A new beginning in the civilian-military relationship has been witnessed after the February 2008 general elections. It can be said that the war on terror has played an integral part in mitigating the tension between the government and the military establishment. The PPP-led government created across the board consensus politically and at the public level against the threat of the Taliban. This made it easy for the military to get considerable local and national support during its offensive against the terrorists. We cannot of course overlook the contribution of the military in breaking the back of the Taliban. We have seen retaliatory terrorist attacks in the actual war theatre as well as elsewhere in the country, but that was not unexpected. What is different this time is that the militants who used to rule the roost in Swat and the tribal areas have now been either killed or forced to flee their strongholds. The government and the military are now on the same page as far as fighting terrorism is concerned. It is also gratifying to know that the armed forces have apparently decided to keep away from political matters. This may just prove to be the best thing to have happened to Pakistan since its inception.

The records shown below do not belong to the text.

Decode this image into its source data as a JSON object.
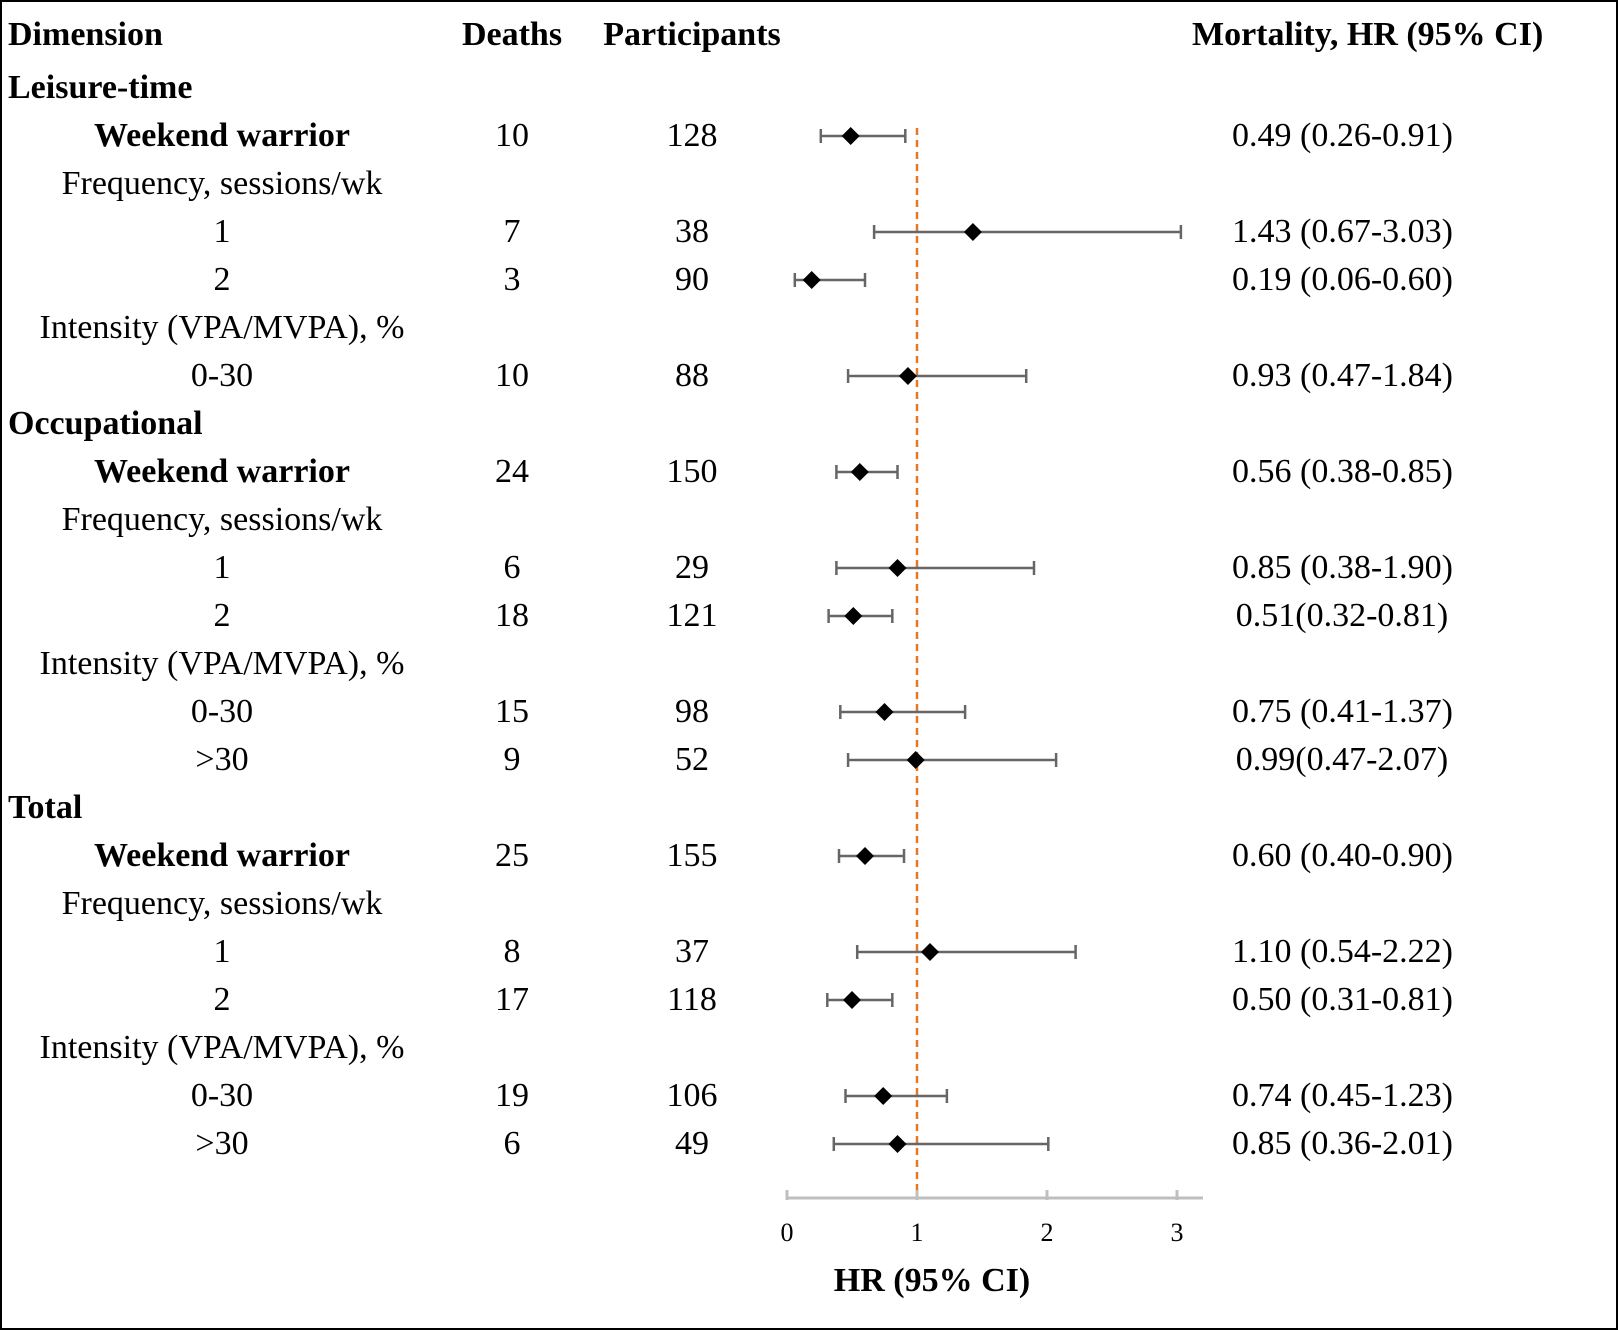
{
  "chart_data": {
    "type": "forest",
    "columns": {
      "dimension": "Dimension",
      "deaths": "Deaths",
      "participants": "Participants",
      "result": "Mortality, HR (95% CI)"
    },
    "xlabel": "HR (95% CI)",
    "xlim": [
      0,
      3.2
    ],
    "xticks": [
      "0",
      "1",
      "2",
      "3"
    ],
    "reference_line": 1,
    "colors": {
      "reference_line": "#e87722",
      "marker": "#000000",
      "whisker": "#666666",
      "axis": "#bfbfbf"
    },
    "rows": [
      {
        "label": "Leisure-time",
        "kind": "section"
      },
      {
        "label": "Weekend warrior",
        "kind": "main",
        "deaths": "10",
        "participants": "128",
        "hr": 0.49,
        "lo": 0.26,
        "hi": 0.91,
        "text": "0.49 (0.26-0.91)"
      },
      {
        "label": "Frequency, sessions/wk",
        "kind": "subheader"
      },
      {
        "label": "1",
        "kind": "item",
        "deaths": "7",
        "participants": "38",
        "hr": 1.43,
        "lo": 0.67,
        "hi": 3.03,
        "text": "1.43 (0.67-3.03)"
      },
      {
        "label": "2",
        "kind": "item",
        "deaths": "3",
        "participants": "90",
        "hr": 0.19,
        "lo": 0.06,
        "hi": 0.6,
        "text": "0.19 (0.06-0.60)"
      },
      {
        "label": "Intensity (VPA/MVPA), %",
        "kind": "subheader"
      },
      {
        "label": "0-30",
        "kind": "item",
        "deaths": "10",
        "participants": "88",
        "hr": 0.93,
        "lo": 0.47,
        "hi": 1.84,
        "text": "0.93 (0.47-1.84)"
      },
      {
        "label": "Occupational",
        "kind": "section"
      },
      {
        "label": "Weekend warrior",
        "kind": "main",
        "deaths": "24",
        "participants": "150",
        "hr": 0.56,
        "lo": 0.38,
        "hi": 0.85,
        "text": "0.56 (0.38-0.85)"
      },
      {
        "label": "Frequency, sessions/wk",
        "kind": "subheader"
      },
      {
        "label": "1",
        "kind": "item",
        "deaths": "6",
        "participants": "29",
        "hr": 0.85,
        "lo": 0.38,
        "hi": 1.9,
        "text": "0.85 (0.38-1.90)"
      },
      {
        "label": "2",
        "kind": "item",
        "deaths": "18",
        "participants": "121",
        "hr": 0.51,
        "lo": 0.32,
        "hi": 0.81,
        "text": "0.51(0.32-0.81)"
      },
      {
        "label": "Intensity (VPA/MVPA), %",
        "kind": "subheader"
      },
      {
        "label": "0-30",
        "kind": "item",
        "deaths": "15",
        "participants": "98",
        "hr": 0.75,
        "lo": 0.41,
        "hi": 1.37,
        "text": "0.75 (0.41-1.37)"
      },
      {
        "label": ">30",
        "kind": "item",
        "deaths": "9",
        "participants": "52",
        "hr": 0.99,
        "lo": 0.47,
        "hi": 2.07,
        "text": "0.99(0.47-2.07)"
      },
      {
        "label": "Total",
        "kind": "section"
      },
      {
        "label": "Weekend warrior",
        "kind": "main",
        "deaths": "25",
        "participants": "155",
        "hr": 0.6,
        "lo": 0.4,
        "hi": 0.9,
        "text": "0.60 (0.40-0.90)"
      },
      {
        "label": "Frequency, sessions/wk",
        "kind": "subheader"
      },
      {
        "label": "1",
        "kind": "item",
        "deaths": "8",
        "participants": "37",
        "hr": 1.1,
        "lo": 0.54,
        "hi": 2.22,
        "text": "1.10 (0.54-2.22)"
      },
      {
        "label": "2",
        "kind": "item",
        "deaths": "17",
        "participants": "118",
        "hr": 0.5,
        "lo": 0.31,
        "hi": 0.81,
        "text": "0.50 (0.31-0.81)"
      },
      {
        "label": "Intensity (VPA/MVPA), %",
        "kind": "subheader"
      },
      {
        "label": "0-30",
        "kind": "item",
        "deaths": "19",
        "participants": "106",
        "hr": 0.74,
        "lo": 0.45,
        "hi": 1.23,
        "text": "0.74 (0.45-1.23)"
      },
      {
        "label": ">30",
        "kind": "item",
        "deaths": "6",
        "participants": "49",
        "hr": 0.85,
        "lo": 0.36,
        "hi": 2.01,
        "text": "0.85 (0.36-2.01)"
      }
    ]
  }
}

Military dictatorships are inherently bad for a country and Pakistan has had its fair share of coup-makers. In the past, the judiciary has played a controversial role in giving legitimacy to every military dictatorship, citing the notorious ‘doctrine of necessity’. Apart from all the other positive things in the 18th Amendment, one of the most significant changes is that it would put a stop to such judicial endorsement. As per the new amendment, “any person who abrogates or subverts or suspends or holds in abeyance, or attempts or conspires to abrogate or subvert or suspend or hold in abeyance, the constitution by use of force or show of force or by any other unconstitutional means shall be guilty of high treason.” The judiciary or any other individual or institution would in future not be allowed to validate a military coup against any government.

An ideal prescription to set Pakistan on the road to institutional supremacy would be a harmonious relationship between the politicians and the armed forces. A democratic Pakistan with an appropriate civilian-military architecture would go a long way in eliminating extremism from the country and the region.